Sherman’s got it down. Napping with Snuffle Bear whenever he feels like it. I know there’s a lesson for me here. After the June whirlwind of getting ready for my exhibit and having the opening, it feels like I can finally take a breath again. Stop and look around. Oh yeah, I have a garden that’s wilting! And—oh yeah!—didn’t I used to sew my own clothes and play the ukulele and read books?
Prepping for the show took such blinders-on focus that left a lot of other things behind. I know people who seem to be able to go full-speed-ahead without going crazy, but I wind up either getting sick or having a bit of a mental meltdown. *sigh*
There is still what seems a huge amount of things to do to keep Flying Adventures moving forward, and there’s a LOT I didn’t get done before the show, even with all the time in the world to prepare. I kick myself for procrastinating on things I shouldn’t have, etc etc. Why do we beat ourselves up for stuff like this? There’s always going to be more you could have done, no matter how much you DID do! Grrrr.
Back in school, there were the kids who planned way ahead for their projects and papers and seemed on top of that whole process. Then there were the last-minuters who either managed to cobble something passable together, or who practically killed themselves to get a top grade. I always found myself in the camp somewhere in between the planners and the procrastinators. I don’t want to think of a project all semester long, but I don’t want to wait until the last minute either.
Unfortunately my middle of the road approach never worked because I’d either underestimate how long it would take to do the various tasks on the list, or I would constantly recalibrate the schedule based on how much time was left.

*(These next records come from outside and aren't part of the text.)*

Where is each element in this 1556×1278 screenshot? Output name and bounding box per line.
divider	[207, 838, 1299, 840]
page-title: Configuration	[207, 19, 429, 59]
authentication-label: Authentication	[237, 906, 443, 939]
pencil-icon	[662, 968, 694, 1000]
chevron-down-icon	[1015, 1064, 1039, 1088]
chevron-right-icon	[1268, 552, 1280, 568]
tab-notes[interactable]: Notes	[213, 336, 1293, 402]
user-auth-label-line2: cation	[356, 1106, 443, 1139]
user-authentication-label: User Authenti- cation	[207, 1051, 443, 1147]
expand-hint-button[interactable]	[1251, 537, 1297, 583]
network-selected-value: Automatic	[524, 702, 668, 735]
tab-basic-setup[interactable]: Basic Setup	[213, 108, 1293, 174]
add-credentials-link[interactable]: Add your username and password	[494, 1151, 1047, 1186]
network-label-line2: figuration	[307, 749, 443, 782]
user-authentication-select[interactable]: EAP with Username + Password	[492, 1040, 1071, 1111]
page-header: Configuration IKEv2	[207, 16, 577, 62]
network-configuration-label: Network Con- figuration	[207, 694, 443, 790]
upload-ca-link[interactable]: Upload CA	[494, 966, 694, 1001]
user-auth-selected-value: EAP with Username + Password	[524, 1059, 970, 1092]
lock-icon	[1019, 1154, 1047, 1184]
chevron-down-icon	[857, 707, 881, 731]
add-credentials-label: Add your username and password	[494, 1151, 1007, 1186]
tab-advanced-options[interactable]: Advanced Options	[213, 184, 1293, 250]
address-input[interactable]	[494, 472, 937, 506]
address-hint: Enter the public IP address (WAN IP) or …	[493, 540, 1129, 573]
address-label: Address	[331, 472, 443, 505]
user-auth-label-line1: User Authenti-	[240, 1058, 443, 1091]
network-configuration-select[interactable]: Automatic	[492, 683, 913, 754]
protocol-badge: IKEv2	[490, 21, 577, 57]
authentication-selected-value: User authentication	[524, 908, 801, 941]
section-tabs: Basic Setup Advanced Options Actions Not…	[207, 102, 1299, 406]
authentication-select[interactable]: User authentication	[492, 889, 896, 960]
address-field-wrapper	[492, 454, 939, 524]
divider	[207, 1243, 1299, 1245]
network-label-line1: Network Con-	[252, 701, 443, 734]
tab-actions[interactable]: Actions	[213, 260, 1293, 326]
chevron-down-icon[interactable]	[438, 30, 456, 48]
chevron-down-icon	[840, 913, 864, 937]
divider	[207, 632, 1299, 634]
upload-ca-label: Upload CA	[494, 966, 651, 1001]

Who wants to be done early just to sit around & wait, right?? I always seem to want to slide in right on the deadline. Unfortunately this doesn’t leave room for the inevitable disaster, delay, or needed day off, and winds up giving me reasons to get down on myself later for all that I didn’t finish. It’s really self-sabotage disguised as some false sense of mastery over time management.
I think I’m finally done with that. I need to be more mindful when I’m planning, leave breathing room, and, yes, even finish early if that’s what happens. Some creative people feel more creative when they’re pushing time limits, but I’m finally realizing it just stresses me out. I need to take my cue from the Sherm. If I can’t have a nap or play ukulele or sew a new dress or read a book while working on a big project, something’s wrong.